– Пусть. – Эльго снова приподнял голову. – Пусть их. Пусть себе лежат, не хозяин я им. И трупов я не ем. Ты это… не принимай всерьез. Я иногда дурачусь.

– Ага. Я так и поняла. – Потерла застывшие ноги, кое-как встала, отряхнулась. – Пойду я, Эльго. Мне еще до острова топать. Очень приятно было познакомиться.

– Мосток-то перейдешь? – ухмыльнулся пес. – Не бойся, что он раскачивается. Он крепкий. Его лет сто назад поставили, до сих пор, вишь, стоит.

– О, холера! – Я опустила занесенную было ногу.

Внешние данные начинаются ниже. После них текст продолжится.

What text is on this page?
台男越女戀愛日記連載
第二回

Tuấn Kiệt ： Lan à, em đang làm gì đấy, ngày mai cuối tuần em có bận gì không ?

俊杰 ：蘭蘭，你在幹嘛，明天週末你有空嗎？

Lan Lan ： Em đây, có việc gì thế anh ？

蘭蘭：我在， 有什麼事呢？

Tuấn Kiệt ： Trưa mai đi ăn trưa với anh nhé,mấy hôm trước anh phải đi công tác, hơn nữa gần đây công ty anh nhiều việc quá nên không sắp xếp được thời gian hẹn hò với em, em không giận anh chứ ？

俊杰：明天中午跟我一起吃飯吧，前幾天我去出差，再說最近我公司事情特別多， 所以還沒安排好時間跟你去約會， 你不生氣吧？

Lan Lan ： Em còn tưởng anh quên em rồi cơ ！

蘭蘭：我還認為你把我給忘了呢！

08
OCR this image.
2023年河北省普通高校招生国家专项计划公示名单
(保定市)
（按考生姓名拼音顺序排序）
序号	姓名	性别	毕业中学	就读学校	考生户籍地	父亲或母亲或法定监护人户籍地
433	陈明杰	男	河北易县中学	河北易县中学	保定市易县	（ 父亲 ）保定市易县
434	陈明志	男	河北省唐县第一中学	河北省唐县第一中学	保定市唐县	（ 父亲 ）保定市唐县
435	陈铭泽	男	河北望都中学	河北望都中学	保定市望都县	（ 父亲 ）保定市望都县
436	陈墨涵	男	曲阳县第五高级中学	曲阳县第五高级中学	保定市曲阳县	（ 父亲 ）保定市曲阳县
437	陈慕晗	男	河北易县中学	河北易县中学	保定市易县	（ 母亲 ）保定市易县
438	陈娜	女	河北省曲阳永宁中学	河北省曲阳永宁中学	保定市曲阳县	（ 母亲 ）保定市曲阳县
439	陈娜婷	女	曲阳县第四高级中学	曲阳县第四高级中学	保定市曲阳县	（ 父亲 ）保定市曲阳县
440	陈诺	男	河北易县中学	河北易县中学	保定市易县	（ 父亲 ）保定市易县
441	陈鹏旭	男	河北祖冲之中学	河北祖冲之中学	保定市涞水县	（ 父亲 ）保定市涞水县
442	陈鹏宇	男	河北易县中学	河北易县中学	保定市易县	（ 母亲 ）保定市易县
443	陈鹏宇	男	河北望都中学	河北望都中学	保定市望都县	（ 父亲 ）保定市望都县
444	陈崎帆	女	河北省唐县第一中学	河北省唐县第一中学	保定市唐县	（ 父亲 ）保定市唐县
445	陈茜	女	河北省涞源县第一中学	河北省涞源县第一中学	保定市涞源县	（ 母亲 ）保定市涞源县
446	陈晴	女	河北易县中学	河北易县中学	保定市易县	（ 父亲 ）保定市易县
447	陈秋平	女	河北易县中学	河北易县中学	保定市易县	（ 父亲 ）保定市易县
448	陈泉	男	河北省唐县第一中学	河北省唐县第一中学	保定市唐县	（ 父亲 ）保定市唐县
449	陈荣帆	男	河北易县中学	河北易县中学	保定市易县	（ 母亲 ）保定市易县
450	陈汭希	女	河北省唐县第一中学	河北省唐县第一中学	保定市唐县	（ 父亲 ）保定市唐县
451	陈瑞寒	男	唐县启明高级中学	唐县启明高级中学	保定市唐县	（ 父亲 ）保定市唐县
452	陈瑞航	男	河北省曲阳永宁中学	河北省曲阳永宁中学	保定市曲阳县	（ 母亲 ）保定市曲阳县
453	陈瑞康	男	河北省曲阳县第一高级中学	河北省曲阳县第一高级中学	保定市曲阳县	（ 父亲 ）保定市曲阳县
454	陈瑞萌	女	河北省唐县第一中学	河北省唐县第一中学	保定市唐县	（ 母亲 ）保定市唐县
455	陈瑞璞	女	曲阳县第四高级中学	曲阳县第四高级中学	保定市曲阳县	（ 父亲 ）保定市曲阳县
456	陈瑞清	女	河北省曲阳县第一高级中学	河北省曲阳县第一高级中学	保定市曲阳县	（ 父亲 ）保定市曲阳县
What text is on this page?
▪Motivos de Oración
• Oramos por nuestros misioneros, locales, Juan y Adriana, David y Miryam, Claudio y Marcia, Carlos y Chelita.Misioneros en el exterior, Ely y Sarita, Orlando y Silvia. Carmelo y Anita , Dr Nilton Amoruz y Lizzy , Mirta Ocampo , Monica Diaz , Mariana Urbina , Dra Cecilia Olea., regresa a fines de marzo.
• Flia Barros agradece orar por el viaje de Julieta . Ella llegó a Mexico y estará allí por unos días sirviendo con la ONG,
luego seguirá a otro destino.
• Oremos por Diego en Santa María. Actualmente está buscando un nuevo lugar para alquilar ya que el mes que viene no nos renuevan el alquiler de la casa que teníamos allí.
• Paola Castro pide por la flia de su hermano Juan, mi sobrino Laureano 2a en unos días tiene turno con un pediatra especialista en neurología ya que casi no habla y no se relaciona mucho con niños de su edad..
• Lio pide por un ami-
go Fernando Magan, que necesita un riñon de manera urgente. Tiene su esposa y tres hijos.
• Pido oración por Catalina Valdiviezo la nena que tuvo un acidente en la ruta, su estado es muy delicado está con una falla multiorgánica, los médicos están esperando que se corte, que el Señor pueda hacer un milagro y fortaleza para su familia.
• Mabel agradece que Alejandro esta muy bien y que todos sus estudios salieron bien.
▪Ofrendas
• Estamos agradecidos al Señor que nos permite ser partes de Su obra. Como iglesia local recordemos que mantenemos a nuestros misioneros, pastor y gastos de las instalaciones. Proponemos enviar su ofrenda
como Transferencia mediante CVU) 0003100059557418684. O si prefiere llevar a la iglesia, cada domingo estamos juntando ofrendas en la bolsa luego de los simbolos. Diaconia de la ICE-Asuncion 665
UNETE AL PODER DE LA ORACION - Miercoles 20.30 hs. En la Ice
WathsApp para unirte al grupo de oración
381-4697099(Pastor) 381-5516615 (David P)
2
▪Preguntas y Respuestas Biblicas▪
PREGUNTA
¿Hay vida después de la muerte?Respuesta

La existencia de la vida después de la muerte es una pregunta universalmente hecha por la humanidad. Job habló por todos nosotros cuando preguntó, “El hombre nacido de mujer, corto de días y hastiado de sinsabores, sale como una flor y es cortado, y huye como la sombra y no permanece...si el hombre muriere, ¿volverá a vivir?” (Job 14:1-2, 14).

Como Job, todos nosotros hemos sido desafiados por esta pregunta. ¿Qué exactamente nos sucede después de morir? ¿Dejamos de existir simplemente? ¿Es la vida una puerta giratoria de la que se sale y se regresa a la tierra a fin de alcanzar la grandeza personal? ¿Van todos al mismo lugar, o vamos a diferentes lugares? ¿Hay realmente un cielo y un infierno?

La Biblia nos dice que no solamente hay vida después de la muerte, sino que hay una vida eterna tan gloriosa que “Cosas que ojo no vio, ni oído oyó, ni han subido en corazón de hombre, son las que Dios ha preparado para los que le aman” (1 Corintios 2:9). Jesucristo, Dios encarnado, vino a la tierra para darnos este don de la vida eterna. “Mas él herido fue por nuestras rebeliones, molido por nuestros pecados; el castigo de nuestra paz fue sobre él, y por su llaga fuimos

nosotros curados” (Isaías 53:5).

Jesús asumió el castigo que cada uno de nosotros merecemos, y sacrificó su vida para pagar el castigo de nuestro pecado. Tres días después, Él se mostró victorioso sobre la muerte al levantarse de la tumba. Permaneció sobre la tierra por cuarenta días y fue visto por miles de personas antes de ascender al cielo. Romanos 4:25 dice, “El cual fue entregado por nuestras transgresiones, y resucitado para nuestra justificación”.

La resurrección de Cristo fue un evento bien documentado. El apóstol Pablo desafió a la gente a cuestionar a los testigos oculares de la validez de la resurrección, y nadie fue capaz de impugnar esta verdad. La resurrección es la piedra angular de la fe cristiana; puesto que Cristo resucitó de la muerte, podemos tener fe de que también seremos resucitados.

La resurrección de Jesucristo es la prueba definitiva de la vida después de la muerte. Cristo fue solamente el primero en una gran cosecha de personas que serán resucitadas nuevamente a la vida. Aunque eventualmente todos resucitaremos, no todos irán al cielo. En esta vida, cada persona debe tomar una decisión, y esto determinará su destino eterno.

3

– Кх, кх, кх! – развеселился паршивец. – Ладно, трусишка, переведу тебя. Держись за холку.

Стеклянная Башня


Сумерки

Одну ногу он поджал под себя, а другую спустил в воду. И босая ступня светилась в темной воде – парящая над бездной узкая фарфорово-голубая ступня с не по-людски длинными пальцами.

Пальцы шевелились лениво, будто перебирали подводные струны, будто спящая рыба колыхала плавниками. И руки у него тоже светились, и лицо – они плыли в сумерках, свечение их таяло в поднимающемся тумане – кисти рук, два белых мотылька с треугольными крыльями, и склоненное лицо – прозрачный ночной цветок в чаще бессветных волос.

В пальцах его мелькал маленький нож в форме птичьего перышка – Ирис только что срезал тростинку и теперь вертел в ней дырочки. Я наблюдала за ним, сидя на том же стволе повисшей над водою ивы, но с того безопасного места, под которым росли мята и валериана, а не аир и остролист.

Ирис поднял голову и приставил тростинку к губам. Потянулась нота, слабая и длинная, как росток, которому довелось проклюнуться из земли под бревном или доской. Сменил тональность – хрупкий коленчатый росток изогнулся в поисках света… опять смена тона, и опять – бледное тельце, притворяясь корнем, ищет выхода.

Словно червь, раздвигает собственной плотью сырой мрак, питаясь сам собой, глоточек света, маленький глоточек, один вздох, один взгляд, разве можно так – помереть, едва родившись, не найдя выхода из родного дома?

И снова первая, но теперь еле слышная нота – силы иссякают, а преграда оказалась слишком широка, не туда, значит, рос, надо в другую сторону, но сил не осталось…

Это не доска, думаю я, это кусок гнилой коры. Он широкий, но легкий, думаю я, поднажми, слышишь, попробуй вверх, а не в сторону, попробуй вверх… Ты же рожден расти вверх, что же ты стелешься, свет в любом случае наверху, так что давай, Ирис, дружочек, ты же не червяк со скорченным опухшим телом, ты прекрасный цветок – ну, давай же!

Но он сидит над водой – ссутулившись, приподняв острые плечи, и все тянет умирающую ноту, уже и звуком переставшую быть, так, одно дыхание осталось, да и того на донышке.

И я уже хочу отнять у него свирель и взять эту несчастную ноту в полный голос – но тогда звук прервется, прервется как нить жизни, а меня сейчас не интересуют другие, те, которым повезло увидеть солнце сразу по рождении. Меня интересует этот несчастный изуродованный.

Я не умею делать свирельки из тростника, поэтому я подхватываю голосом, обычным человечьим голосом, немного охриплым от волнения. Сначала лишь напряжением горла продолжая существование истаявшего звука, потом облекая звук в плоть, с каждым мгновением все более очевидную, и – я же сама умоляла его расти вверх – вывожу внятную музыкальную фразу.

До, ре, ре-диез. Фа, соль, соль-диез. Фа, соль, фа…

Моего дыхания хватает еще на одну – и в этот момент свирель Ириса вступает, не позволяя мелодии прерваться.

Наш росток-неудачник наконец вырвался на свет, опрокинув препятствие, и распустил первую пару листьев.

Ирис играет, запрокинув голову. Я молчу, не подпеваю: слишком сложно для меня. Он играет, опасно откидываясь, неустойчиво раскачиваясь на своем насесте, острые локти его пугают серый сырой туман, и туман сторонится, пятится, расчищая музыканту узкий колодец – от черного неба над головой и до черной воды под ногами. И та, и другая чернота сияют звездами.